Extended-Stay Lodging and the Poor Who Live There 
New York Times
Low-income Americans who have fallen on hard times, often with poor credit, and little in savings, frequently find themselves rejected by landlords. This article reports on the plight of the growing cohort of “precariously housed,” and the real estate entrepreneurs who have stepped in to serve them. They provide extended-stay housing – modest accommodations at above-market rates, but with few strings attached – while the tenants struggle to get back on their feet. Extended-stay housing is the modern-day equivalent of the boarding houses and single-room-occupancy hotels of yesteryear once known as “poorhouses.” Some 7.6 million low-income households are struggling to find a long-term place to live, and there are 1.3 million homeless schoolchildren, among whom nearly 100,000 lived in extended-stay housing during the 2018-19 school year.

Life Terms Replacing the Death Penalty, Taxing Legal Defense 
Marshall Project, Dallas Morning News, NBC News, NBC 5
America’s transition from death sentences has created an unintended consequence for reformers: The far greater percentage of individuals serving life sentences relative to those on death row often receive vastly inferior legal representation. This article reports that only 11 states have minimum qualifications for lawyers who represent impoverished people facing a lifetime behind bars. Most states have no rules, or minimal ones, concerning expertise and experience, meaning defendants might find themselves with a lawyer fresh out of law school, or with few trials under the belt. As one expert adds, despite the stakes, which are often irreversible, people facing life sentences have far fewer chances to appeal than those facing capital punishment, and their cases draw far less scrutiny.

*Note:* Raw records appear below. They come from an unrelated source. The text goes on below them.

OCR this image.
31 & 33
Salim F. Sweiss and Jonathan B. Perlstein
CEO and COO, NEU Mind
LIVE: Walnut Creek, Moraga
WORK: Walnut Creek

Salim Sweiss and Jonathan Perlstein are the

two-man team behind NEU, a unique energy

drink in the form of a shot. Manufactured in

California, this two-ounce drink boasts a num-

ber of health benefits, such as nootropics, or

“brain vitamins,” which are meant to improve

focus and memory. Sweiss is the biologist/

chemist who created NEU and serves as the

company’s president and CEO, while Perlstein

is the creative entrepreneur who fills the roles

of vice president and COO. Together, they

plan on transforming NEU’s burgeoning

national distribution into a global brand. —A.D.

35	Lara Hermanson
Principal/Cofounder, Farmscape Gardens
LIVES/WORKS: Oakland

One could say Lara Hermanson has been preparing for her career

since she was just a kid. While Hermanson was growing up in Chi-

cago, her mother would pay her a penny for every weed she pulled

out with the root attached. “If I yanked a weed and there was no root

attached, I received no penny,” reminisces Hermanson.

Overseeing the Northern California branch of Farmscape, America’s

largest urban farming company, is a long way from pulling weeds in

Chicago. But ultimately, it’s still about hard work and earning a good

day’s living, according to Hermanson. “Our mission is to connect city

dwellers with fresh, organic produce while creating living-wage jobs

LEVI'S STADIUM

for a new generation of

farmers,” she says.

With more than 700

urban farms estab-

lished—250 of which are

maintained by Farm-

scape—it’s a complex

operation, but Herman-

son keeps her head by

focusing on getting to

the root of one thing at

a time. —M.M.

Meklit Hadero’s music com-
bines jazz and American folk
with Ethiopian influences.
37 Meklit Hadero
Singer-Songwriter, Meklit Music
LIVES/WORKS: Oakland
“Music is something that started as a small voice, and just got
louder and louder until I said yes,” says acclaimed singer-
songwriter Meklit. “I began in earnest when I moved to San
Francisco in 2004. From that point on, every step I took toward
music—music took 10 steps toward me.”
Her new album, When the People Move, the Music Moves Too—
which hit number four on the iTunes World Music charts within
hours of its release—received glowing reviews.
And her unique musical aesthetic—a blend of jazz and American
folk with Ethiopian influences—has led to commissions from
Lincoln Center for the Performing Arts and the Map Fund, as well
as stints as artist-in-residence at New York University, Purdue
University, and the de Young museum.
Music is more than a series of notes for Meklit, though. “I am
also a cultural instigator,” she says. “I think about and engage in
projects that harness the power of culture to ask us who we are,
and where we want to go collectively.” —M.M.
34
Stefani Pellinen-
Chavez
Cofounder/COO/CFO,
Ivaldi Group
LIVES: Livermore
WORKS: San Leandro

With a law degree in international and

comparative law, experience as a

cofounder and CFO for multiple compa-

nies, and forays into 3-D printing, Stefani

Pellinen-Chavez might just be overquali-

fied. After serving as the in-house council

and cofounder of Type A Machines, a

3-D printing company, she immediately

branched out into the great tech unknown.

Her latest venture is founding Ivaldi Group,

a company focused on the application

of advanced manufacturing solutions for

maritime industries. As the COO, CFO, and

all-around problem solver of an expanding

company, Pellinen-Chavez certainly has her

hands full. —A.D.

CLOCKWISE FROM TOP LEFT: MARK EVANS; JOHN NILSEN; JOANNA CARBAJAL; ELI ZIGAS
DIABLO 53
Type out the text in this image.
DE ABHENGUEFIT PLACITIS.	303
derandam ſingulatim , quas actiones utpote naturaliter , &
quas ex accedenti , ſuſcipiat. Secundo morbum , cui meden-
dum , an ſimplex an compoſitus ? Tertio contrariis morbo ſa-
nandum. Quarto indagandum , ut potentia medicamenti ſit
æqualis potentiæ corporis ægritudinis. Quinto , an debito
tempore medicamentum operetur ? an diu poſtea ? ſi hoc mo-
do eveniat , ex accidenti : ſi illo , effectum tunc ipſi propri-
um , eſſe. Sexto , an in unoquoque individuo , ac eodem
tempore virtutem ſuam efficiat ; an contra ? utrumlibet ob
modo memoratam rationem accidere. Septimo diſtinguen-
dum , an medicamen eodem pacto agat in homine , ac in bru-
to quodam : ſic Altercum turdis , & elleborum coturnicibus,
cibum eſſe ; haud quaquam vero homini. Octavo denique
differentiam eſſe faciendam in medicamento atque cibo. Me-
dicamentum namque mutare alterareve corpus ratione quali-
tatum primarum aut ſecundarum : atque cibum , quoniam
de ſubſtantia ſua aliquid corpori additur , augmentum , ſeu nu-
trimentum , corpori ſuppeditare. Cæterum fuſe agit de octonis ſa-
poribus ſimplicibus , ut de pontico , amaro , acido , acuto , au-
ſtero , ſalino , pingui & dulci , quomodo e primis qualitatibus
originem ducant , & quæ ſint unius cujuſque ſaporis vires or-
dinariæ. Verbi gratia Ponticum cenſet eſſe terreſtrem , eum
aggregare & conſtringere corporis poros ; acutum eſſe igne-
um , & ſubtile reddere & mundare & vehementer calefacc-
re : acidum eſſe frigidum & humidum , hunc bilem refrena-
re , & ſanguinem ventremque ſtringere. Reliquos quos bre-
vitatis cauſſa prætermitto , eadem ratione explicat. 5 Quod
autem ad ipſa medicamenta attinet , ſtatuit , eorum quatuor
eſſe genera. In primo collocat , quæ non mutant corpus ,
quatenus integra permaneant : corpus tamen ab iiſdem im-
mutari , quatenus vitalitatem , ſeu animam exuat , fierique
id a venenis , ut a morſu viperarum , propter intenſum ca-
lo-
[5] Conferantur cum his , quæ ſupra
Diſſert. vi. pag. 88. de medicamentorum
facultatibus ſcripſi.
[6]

Texas: Secret Audio on 'Filthy' Migrant Teen Camp
Reason
More than 4,500 immigrant children and teens are being held in enormous, filthy tents on a military base in Texas without access to basic necessities, including underwear, this article reports, based on interviews, photos, documents, and recordings. The audio reveals the stress the influx of unaccompanied minors has put on the federal government. It also demonstrates that leaders at the shelter are well aware that they are failing to provide basic necessities, including medical care and physical safety, to the children under its supervision. Some staffers have had inappropriate contact with minors. Meanwhile, the shelter itself is not open to the public or press because it is on a military base, nor are other such emergency intake shelters.

Supertaster's Epic Wine Con of Rich Collectors
Hustle
Rudy Kurniawan was secretive about his past. But the gregarious 20-something quickly made his name known by throwing lavish tasting parties attended by Hollywood producers, wealthy bankers, and tech titans. This article reports on how this character with seemingly boundless cash and a knack for finding rare vintages carried out history’s greatest wine fraud. Kurniawan duped wealthy connoisseurs out of anywhere from $35 million to $150 million by reusing classic bottles he had polished off, forging labels, refilling them with mixed cheap wines to mimic their flavor profiles, and re-corking them. Recently released after serving nine years in prison,  Kurniawan is receiving inquiries about working as a wine-tasting consultant, according to his lawyer.